The ability to customize vehicles was also considered. For instance, the number and size of compartments can be altered for each tour, and it is possible to deactivate individual compartments if necessary. Orders of one temperature zone can be combined in the same compartment; others must be transported separately.
The researchers built a mathematical decision model and solution approach for minimizing loading/unloading and transportation costs associated with the routing of MCVs, for different compartment configurations. The order assignment and routing needed to obey compartment and capacity targets. A further constraint built into the model pertained to the sequencing of locations in each delivery run.
For retailers, a key question is whether MCV distribution is superior to the more traditional SCV option in terms of cost. The model analyzed the performance of a distribution system with MCVs only, alongside one served solely by SCVs. Different average order sizes (low, med, high) were tested with simulated data to obtain general insights. The approach enabled researchers to simulate a broad set of distribution scenarios that included up to 200 customers and five product segments.

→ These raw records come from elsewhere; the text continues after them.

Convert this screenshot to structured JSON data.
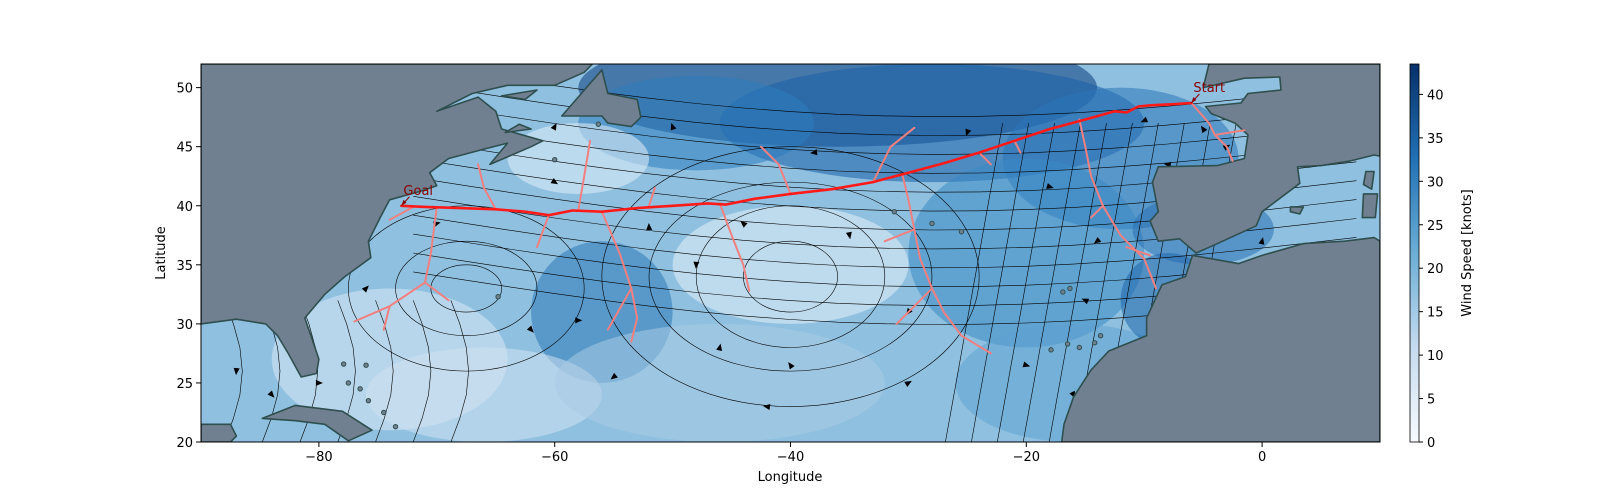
{
  "chart_data": {
    "type": "map",
    "xlabel": "Longitude",
    "ylabel": "Latitude",
    "xlim": [
      -90,
      10
    ],
    "ylim": [
      20,
      52
    ],
    "xticks": [
      -80,
      -60,
      -40,
      -20,
      0
    ],
    "yticks": [
      20,
      25,
      30,
      35,
      40,
      45,
      50
    ],
    "colorbar": {
      "label": "Wind Speed [knots]",
      "range": [
        0,
        43.5
      ],
      "ticks": [
        0,
        5,
        10,
        15,
        20,
        25,
        30,
        35,
        40
      ],
      "cmap": [
        "#f7fbff",
        "#c6dbef",
        "#6baed6",
        "#2171b5",
        "#08306b"
      ]
    },
    "colors": {
      "land": "#708090",
      "coast": "#2f4f4f",
      "optimal_route": "#ff1a1a",
      "explored_branches": "#f08080",
      "annotation": "#8b0000",
      "streamlines": "#000000"
    },
    "annotations": [
      {
        "text": "Start",
        "lon": -6.0,
        "lat": 48.7
      },
      {
        "text": "Goal",
        "lon": -73.0,
        "lat": 40.0
      }
    ],
    "optimal_route": [
      [
        -6.0,
        48.7
      ],
      [
        -7.5,
        48.6
      ],
      [
        -9.5,
        48.5
      ],
      [
        -10.5,
        48.4
      ],
      [
        -11.5,
        47.9
      ],
      [
        -12.5,
        48.0
      ],
      [
        -15.0,
        47.3
      ],
      [
        -18.0,
        46.5
      ],
      [
        -21.0,
        45.5
      ],
      [
        -24.0,
        44.5
      ],
      [
        -27.0,
        43.6
      ],
      [
        -30.0,
        42.8
      ],
      [
        -33.0,
        42.0
      ],
      [
        -36.5,
        41.4
      ],
      [
        -40.0,
        41.0
      ],
      [
        -43.0,
        40.6
      ],
      [
        -45.5,
        40.1
      ],
      [
        -47.0,
        40.2
      ],
      [
        -50.0,
        40.0
      ],
      [
        -53.0,
        39.8
      ],
      [
        -56.0,
        39.5
      ],
      [
        -58.5,
        39.6
      ],
      [
        -60.5,
        39.2
      ],
      [
        -62.5,
        39.5
      ],
      [
        -65.0,
        39.7
      ],
      [
        -68.0,
        39.8
      ],
      [
        -71.0,
        39.9
      ],
      [
        -73.0,
        40.0
      ]
    ],
    "explored_branches": [
      [
        [
          -6.0,
          48.7
        ],
        [
          -4.5,
          47.0
        ],
        [
          -4.0,
          46.0
        ],
        [
          -3.0,
          45.0
        ],
        [
          -2.5,
          43.8
        ]
      ],
      [
        [
          -4.0,
          46.0
        ],
        [
          -1.5,
          46.4
        ]
      ],
      [
        [
          -15.5,
          47.3
        ],
        [
          -15.0,
          45.0
        ],
        [
          -14.5,
          42.5
        ],
        [
          -13.5,
          40.0
        ],
        [
          -12.0,
          37.5
        ],
        [
          -10.0,
          35.5
        ],
        [
          -9.0,
          33.0
        ]
      ],
      [
        [
          -13.5,
          40.0
        ],
        [
          -14.5,
          39.0
        ]
      ],
      [
        [
          -11.5,
          36.5
        ],
        [
          -9.5,
          35.8
        ]
      ],
      [
        [
          -30.5,
          42.6
        ],
        [
          -30.0,
          40.5
        ],
        [
          -29.5,
          38.0
        ],
        [
          -29.0,
          35.5
        ],
        [
          -28.0,
          33.0
        ],
        [
          -27.0,
          31.0
        ],
        [
          -25.5,
          29.0
        ],
        [
          -23.0,
          27.5
        ]
      ],
      [
        [
          -28.0,
          33.0
        ],
        [
          -31.0,
          30.0
        ]
      ],
      [
        [
          -29.5,
          38.0
        ],
        [
          -32.0,
          37.0
        ]
      ],
      [
        [
          -33.0,
          42.0
        ],
        [
          -31.5,
          45.0
        ],
        [
          -29.5,
          46.6
        ]
      ],
      [
        [
          -40.0,
          41.0
        ],
        [
          -41.0,
          43.5
        ],
        [
          -42.5,
          45.0
        ]
      ],
      [
        [
          -46.0,
          40.2
        ],
        [
          -45.0,
          37.5
        ],
        [
          -44.0,
          35.0
        ],
        [
          -43.5,
          32.8
        ]
      ],
      [
        [
          -24.0,
          44.5
        ],
        [
          -23.0,
          43.5
        ]
      ],
      [
        [
          -21.0,
          45.5
        ],
        [
          -20.5,
          44.5
        ]
      ],
      [
        [
          -58.0,
          39.6
        ],
        [
          -57.5,
          42.5
        ],
        [
          -57.0,
          45.5
        ]
      ],
      [
        [
          -56.0,
          39.5
        ],
        [
          -54.5,
          36.0
        ],
        [
          -53.5,
          33.0
        ],
        [
          -53.0,
          30.5
        ],
        [
          -53.5,
          28.5
        ]
      ],
      [
        [
          -53.5,
          33.0
        ],
        [
          -55.5,
          29.5
        ]
      ],
      [
        [
          -60.5,
          39.2
        ],
        [
          -61.5,
          36.5
        ]
      ],
      [
        [
          -65.0,
          39.7
        ],
        [
          -66.0,
          41.5
        ],
        [
          -66.5,
          43.5
        ]
      ],
      [
        [
          -70.0,
          39.9
        ],
        [
          -70.5,
          36.0
        ],
        [
          -71.0,
          33.5
        ],
        [
          -74.0,
          31.5
        ],
        [
          -77.0,
          30.2
        ]
      ],
      [
        [
          -71.0,
          33.5
        ],
        [
          -69.0,
          32.0
        ]
      ],
      [
        [
          -74.0,
          31.5
        ],
        [
          -74.5,
          29.5
        ]
      ],
      [
        [
          -72.0,
          39.9
        ],
        [
          -74.0,
          38.8
        ]
      ],
      [
        [
          -52.0,
          40.0
        ],
        [
          -51.5,
          41.5
        ]
      ]
    ],
    "land": [
      [
        [
          -90,
          52
        ],
        [
          -90,
          30.0
        ],
        [
          -87.0,
          30.4
        ],
        [
          -84.5,
          30.0
        ],
        [
          -83.5,
          29.0
        ],
        [
          -82.6,
          27.5
        ],
        [
          -81.5,
          25.5
        ],
        [
          -80.2,
          25.8
        ],
        [
          -80.0,
          27.0
        ],
        [
          -80.6,
          28.8
        ],
        [
          -81.2,
          30.5
        ],
        [
          -79.5,
          32.5
        ],
        [
          -77.8,
          34.0
        ],
        [
          -75.6,
          35.6
        ],
        [
          -75.8,
          37.0
        ],
        [
          -74.8,
          39.0
        ],
        [
          -74.0,
          40.5
        ],
        [
          -71.5,
          41.2
        ],
        [
          -70.0,
          41.7
        ],
        [
          -70.6,
          42.8
        ],
        [
          -69.0,
          44.0
        ],
        [
          -66.0,
          44.8
        ],
        [
          -64.0,
          45.3
        ],
        [
          -65.5,
          43.5
        ],
        [
          -62.0,
          45.0
        ],
        [
          -61.0,
          45.5
        ],
        [
          -64.5,
          46.5
        ],
        [
          -65.0,
          48.0
        ],
        [
          -66.5,
          49.2
        ],
        [
          -70.0,
          48.0
        ],
        [
          -67.0,
          49.5
        ],
        [
          -64.0,
          50.2
        ],
        [
          -60.0,
          50.2
        ],
        [
          -57.5,
          51.3
        ],
        [
          -56.8,
          52
        ],
        [
          -90,
          52
        ]
      ],
      [
        [
          -90,
          20
        ],
        [
          -90,
          21.5
        ],
        [
          -87.5,
          21.5
        ],
        [
          -87.0,
          20.5
        ],
        [
          -87.5,
          20.0
        ]
      ],
      [
        [
          -84.8,
          22.0
        ],
        [
          -82.0,
          23.1
        ],
        [
          -78.0,
          22.6
        ],
        [
          -75.5,
          21.0
        ],
        [
          -77.5,
          20.1
        ],
        [
          -79.5,
          21.5
        ],
        [
          -82.0,
          21.8
        ]
      ],
      [
        [
          -59.4,
          47.6
        ],
        [
          -56.0,
          51.5
        ],
        [
          -55.5,
          49.5
        ],
        [
          -53.0,
          49.0
        ],
        [
          -52.7,
          47.5
        ],
        [
          -53.5,
          46.7
        ],
        [
          -55.5,
          47.0
        ],
        [
          -56.0,
          47.6
        ]
      ],
      [
        [
          -64.2,
          46.2
        ],
        [
          -62.0,
          46.5
        ],
        [
          -63.0,
          46.9
        ]
      ],
      [
        [
          -64.5,
          49.3
        ],
        [
          -61.5,
          49.8
        ],
        [
          -62.5,
          49.0
        ]
      ],
      [
        [
          10,
          52
        ],
        [
          -4.5,
          52
        ],
        [
          -5.0,
          50.0
        ],
        [
          -1.5,
          50.8
        ],
        [
          1.5,
          50.9
        ],
        [
          1.6,
          49.8
        ],
        [
          -1.2,
          49.5
        ],
        [
          -1.8,
          48.7
        ],
        [
          -4.8,
          48.4
        ],
        [
          -4.3,
          47.8
        ],
        [
          -2.3,
          47.0
        ],
        [
          -1.2,
          46.0
        ],
        [
          -1.5,
          44.0
        ],
        [
          -3.8,
          43.4
        ],
        [
          -8.8,
          43.3
        ],
        [
          -9.3,
          42.0
        ],
        [
          -8.8,
          39.5
        ],
        [
          -9.5,
          38.7
        ],
        [
          -8.8,
          37.0
        ],
        [
          -7.0,
          37.2
        ],
        [
          -5.6,
          36.0
        ],
        [
          -4.0,
          36.7
        ],
        [
          -0.5,
          38.3
        ],
        [
          0.0,
          39.5
        ],
        [
          3.2,
          41.9
        ],
        [
          3.0,
          43.3
        ],
        [
          5.0,
          43.4
        ],
        [
          7.5,
          43.8
        ],
        [
          9.5,
          44.3
        ],
        [
          10,
          44.2
        ]
      ],
      [
        [
          10,
          37.0
        ],
        [
          9.5,
          37.3
        ],
        [
          7.0,
          37.0
        ],
        [
          3.5,
          36.8
        ],
        [
          0.0,
          35.8
        ],
        [
          -2.0,
          35.1
        ],
        [
          -5.9,
          35.8
        ],
        [
          -6.5,
          34.0
        ],
        [
          -8.5,
          33.3
        ],
        [
          -9.8,
          30.5
        ],
        [
          -9.8,
          29.0
        ],
        [
          -13.0,
          27.7
        ],
        [
          -14.5,
          26.1
        ],
        [
          -16.0,
          23.8
        ],
        [
          -16.8,
          21.5
        ],
        [
          -17.0,
          20.0
        ],
        [
          10,
          20
        ]
      ],
      [
        [
          8.6,
          41.0
        ],
        [
          9.8,
          41.0
        ],
        [
          9.6,
          39.0
        ],
        [
          8.5,
          39.0
        ]
      ],
      [
        [
          8.8,
          42.9
        ],
        [
          9.5,
          42.9
        ],
        [
          9.3,
          41.4
        ],
        [
          8.6,
          41.8
        ]
      ],
      [
        [
          2.4,
          39.9
        ],
        [
          3.5,
          39.9
        ],
        [
          3.2,
          39.3
        ],
        [
          2.4,
          39.5
        ]
      ]
    ],
    "islands": [
      [
        -77.5,
        25.0
      ],
      [
        -76.5,
        24.5
      ],
      [
        -75.8,
        23.5
      ],
      [
        -74.5,
        22.5
      ],
      [
        -73.5,
        21.3
      ],
      [
        -76.0,
        26.5
      ],
      [
        -77.9,
        26.6
      ],
      [
        -64.8,
        32.3
      ],
      [
        -28.0,
        38.5
      ],
      [
        -25.5,
        37.8
      ],
      [
        -31.2,
        39.5
      ],
      [
        -16.9,
        32.7
      ],
      [
        -16.3,
        33.0
      ],
      [
        -15.5,
        28.0
      ],
      [
        -16.5,
        28.3
      ],
      [
        -13.7,
        29.0
      ],
      [
        -17.9,
        27.8
      ],
      [
        -14.2,
        28.4
      ],
      [
        -60.0,
        43.9
      ],
      [
        -56.3,
        46.9
      ]
    ]
  }
}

MCV outperformed SCV for each average order size. The smaller the order, the wider the gap. For example, transporting small orders in MCV trucks achieved a cost saving of 23.6%. The analysis suggests that the advantages yielded by MCV distribution increase significantly as average order size decreases.
These findings were benchmarked against data from an actual distribution operation of a large German retailer. The data set covered one week of movements from a distribution center in a region of Germany to more than 400 customers. The savings achieved by using MCV trucks as opposed to SCVs were in line with those indicated by the model. The switch to MCV distribution yielded a cost saving of 6.3% for the week.
The researchers also used the model to explore other possible advantages of an MCV-based distribution system. The model confirmed that this versatile system can achieve more efficient vehicle routing as well as greater operational flexibility.
Clearly, these results will vary for different distribution systems. However, the model provides a valuable decision support tool for the grocery industry in Europe when assessing the pros and cons of MCV distribution.